Hace pocos días, Jacinto Antón en una crónica cultural relataba cómo el miembro fundador de un teatro barcelonés, en un acto de presentación, no pudo acabar sus palabras porque el llanto se lo impidió. "Comenzó a hablar y no pudo seguir. Ocultó la cara entre las manos y comenzó a llorar". Esta precisa descripción debería ser familiar a los lectores. Porque es la que desde hace un tiempo a esta parte a través de los medios de comunicación se prodiga con llamativa periodicidad. Voy a dar un ejemplo. Un jugador de fútbol o de baloncesto o de cualquier otro deporte convoca una rueda de prensa para anunciar la despedida de su especialidad. Se reúnen los periodistas y el personaje en cuestión comienza a desgranar agradecimientos. Enumera las razones de su abandono, y acto seguido se le comienzan a empañar los ojos. La voz se resquebraja. La claridad de sus argumentos se va desvaneciendo ante la acometida de un lagrimeo cada vez más evidente. Algunos de ellos abandonan el intento y no regresan más a la palestra. Otros retornan repuestos del trance y reinician el monólogo con los vestigios en los ojos de un llanto que ha cedido no sin dificultad. No hay ninguna duda de la veracidad de esas lágrimas. No hay planificación en esa imagen desbordante. Pero uno ante ese espectáculo no puede menos que sentirse extrañado (paradójicamente, no emocionado). Extrañamos la falta de recogimiento. Y echamos en falta un acto de decoro hacia sí mismo. Un gesto de reserva. La emoción austera. Ahora bien, que las lágrimas pueden ser motivo de necesaria y fructífera reflexión lo prueba un ensayo que Erich Auerbach dedicó a Manon Lescaut en su canónico Mimesis: la realidad en la literatura. Dice allí el inminente ensayista alemán que las lágrimas comienzan a cobrar importancia en el siglo XVIII como dispositivo narrativo. Son entes autónomos que invitan a redondear el efecto de moda en ese siglo: el erotismo y la sensiblería. En las lágrimas que yo describo no veo ninguna operación de sofisticación artística. Qué más quisiéramos. No creo que ningún pintor ni ningún novelista actual, como nos enseña Auerbach que sucedía en el siglo XVIII, pueda hoy recoger como materia literaria (excepto que los parodie) los lloriqueos impudorosos de la gente que desfila, con la mejor buena fe probablemente, ante las cámaras de televisión. Las lágrimas están de moda. Pero si lo están es porque son rentables para alguien.

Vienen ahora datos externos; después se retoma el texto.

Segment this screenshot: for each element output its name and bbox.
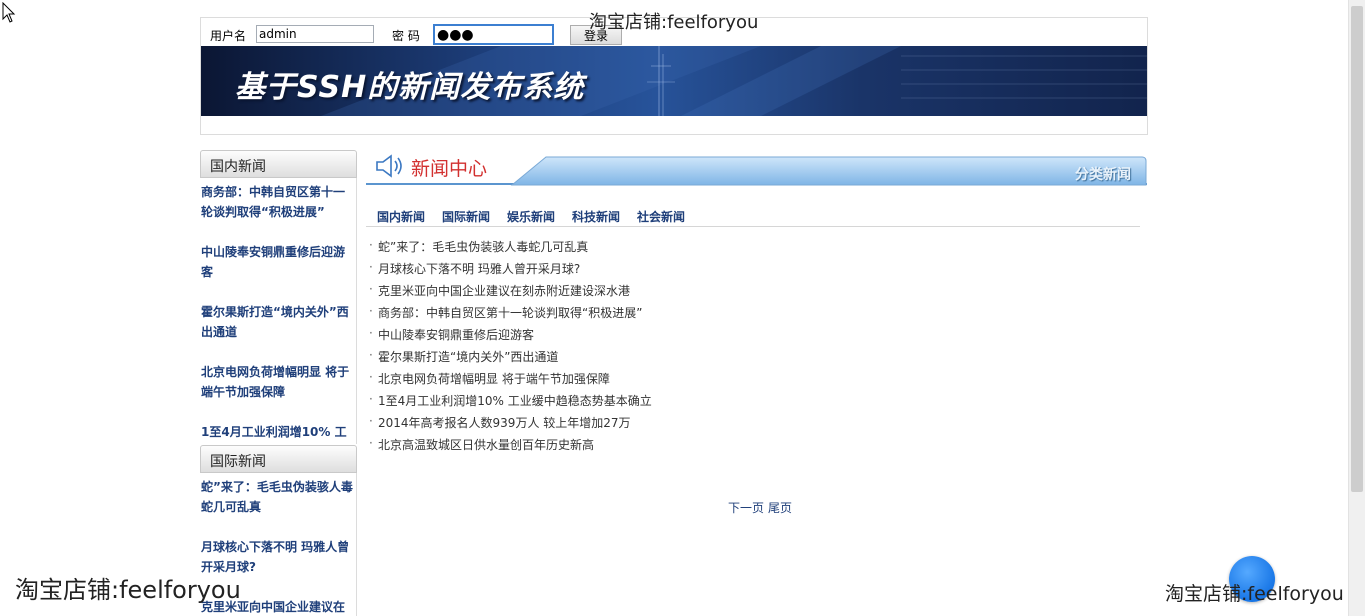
news-list-item[interactable]: · 1至4月工业利润增10% 工业缓中趋稳态势基本确立: [369, 392, 1139, 414]
sidebar-news-link[interactable]: 商务部：中韩自贸区第十一轮谈判取得“积极进展”: [201, 182, 353, 222]
sidebar-header-domestic: 国内新闻: [200, 150, 357, 178]
bullet: ·: [369, 304, 373, 318]
news-link[interactable]: 1至4月工业利润增10% 工业缓中趋稳态势基本确立: [378, 392, 652, 409]
news-list-item[interactable]: · 北京高温致城区日供水量创百年历史新高: [369, 436, 1139, 458]
arrow-cursor-icon: [2, 2, 16, 23]
site-header: 用户名 密 码 登录 基于SSH的新闻发布系统: [200, 17, 1148, 135]
bullet: ·: [369, 326, 373, 340]
username-input[interactable]: [256, 25, 374, 43]
sidebar-news-link[interactable]: 中山陵奉安铜鼎重修后迎游客: [201, 242, 353, 282]
news-link[interactable]: 北京电网负荷增幅明显 将于端午节加强保障: [378, 370, 610, 387]
news-list-item[interactable]: · 蛇”来了：毛毛虫伪装骇人毒蛇几可乱真: [369, 238, 1139, 260]
last-page-link[interactable]: 尾页: [768, 501, 792, 515]
tab-international-news[interactable]: 国际新闻: [442, 208, 490, 225]
news-link[interactable]: 北京高温致城区日供水量创百年历史新高: [378, 436, 594, 453]
next-page-link[interactable]: 下一页: [728, 501, 764, 515]
bullet: ·: [369, 370, 373, 384]
news-center-header: 新闻中心 分类新闻: [366, 150, 1147, 186]
bullet: ·: [369, 436, 373, 450]
news-list-item[interactable]: · 霍尔果斯打造“境内关外”西出通道: [369, 348, 1139, 370]
bullet: ·: [369, 348, 373, 362]
bullet: ·: [369, 238, 373, 252]
sidebar-news-link[interactable]: 北京电网负荷增幅明显 将于端午节加强保障: [201, 362, 353, 402]
tab-entertainment-news[interactable]: 娱乐新闻: [507, 208, 555, 225]
sidebar-header-international: 国际新闻: [200, 445, 357, 473]
banner-title: 基于SSH的新闻发布系统: [235, 70, 585, 105]
sidebar-header-international-label: 国际新闻: [210, 454, 266, 470]
username-label: 用户名: [210, 29, 247, 43]
news-list-item[interactable]: · 商务部：中韩自贸区第十一轮谈判取得“积极进展”: [369, 304, 1139, 326]
password-label: 密 码: [392, 29, 420, 43]
password-input[interactable]: [433, 24, 554, 45]
news-list-item[interactable]: · 克里米亚向中国企业建议在刻赤附近建设深水港: [369, 282, 1139, 304]
main-content: 新闻中心 分类新闻 国内新闻 国际新闻 娱乐新闻 科技新闻 社会新闻 · 蛇”来…: [366, 150, 1147, 616]
news-link[interactable]: 克里米亚向中国企业建议在刻赤附近建设深水港: [378, 282, 630, 299]
watermark-bottom-right: 淘宝店铺:feelforyou: [1165, 583, 1344, 605]
banner: 基于SSH的新闻发布系统: [201, 46, 1147, 116]
sidebar: 国内新闻 商务部：中韩自贸区第十一轮谈判取得“积极进展” 中山陵奉安铜鼎重修后迎…: [200, 150, 357, 616]
news-link[interactable]: 商务部：中韩自贸区第十一轮谈判取得“积极进展”: [378, 304, 642, 321]
news-link[interactable]: 蛇”来了：毛毛虫伪装骇人毒蛇几可乱真: [378, 238, 588, 255]
news-link[interactable]: 中山陵奉安铜鼎重修后迎游客: [378, 326, 534, 343]
sidebar-news-link[interactable]: 霍尔果斯打造“境内关外”西出通道: [201, 302, 353, 342]
bullet: ·: [369, 392, 373, 406]
bullet: ·: [369, 282, 373, 296]
vertical-scrollbar[interactable]: [1348, 0, 1365, 616]
pagination: 下一页 尾页: [728, 499, 796, 516]
news-list-item[interactable]: · 北京电网负荷增幅明显 将于端午节加强保障: [369, 370, 1139, 392]
page: 用户名 密 码 登录 基于SSH的新闻发布系统: [0, 0, 1365, 616]
news-link[interactable]: 月球核心下落不明 玛雅人曾开采月球?: [378, 260, 580, 277]
sidebar-news-link[interactable]: 1至4月工业利润增10% 工: [201, 422, 353, 442]
scrollbar-thumb[interactable]: [1351, 6, 1363, 492]
bullet: ·: [369, 414, 373, 428]
tab-society-news[interactable]: 社会新闻: [637, 208, 685, 225]
news-list-item[interactable]: · 中山陵奉安铜鼎重修后迎游客: [369, 326, 1139, 348]
news-link[interactable]: 2014年高考报名人数939万人 较上年增加27万: [378, 414, 631, 431]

Todo esto me hizo recordar algunos trámites de mi vida. Tuve un padre que mantuvo un curioso litigio con las lágrimas. Con las mías y con las suyas. Me tenía prohibido llorar. Si en la calle del barrio donde crecí me enzarzaba a puñetazos con alguien y perdía en la refriega, no podía regresar a casa llorando. El labio partido o el ojo hinchado eran prueba suficiente de la derrota a la que mi padre se resignaba sin reproches. Pero el llanto estaba vedado. Sin embargo, sucedió que muchos años más tarde mi padre acudió a despedirme al puerto de Buenos Aires. El buque enfilaba Barcelona en pleno crepúsculo. Mi padre llevaba puestas unas gafas de sol. Creo que ese día lloró. Pero no quería que yo lo viese. A esto yo le llamaría las lágrimas exactas. Parafraseando a Guy Debord, que a su vez se inspiraba en Feuerbach, podría decirse que las lágrimas de nuestro tiempo son un eco casi caricaturesco del dolor que existe en el mundo, pero que ellas no lo representan nunca.
J. Ernesto Ayala-Dip, crítico literario.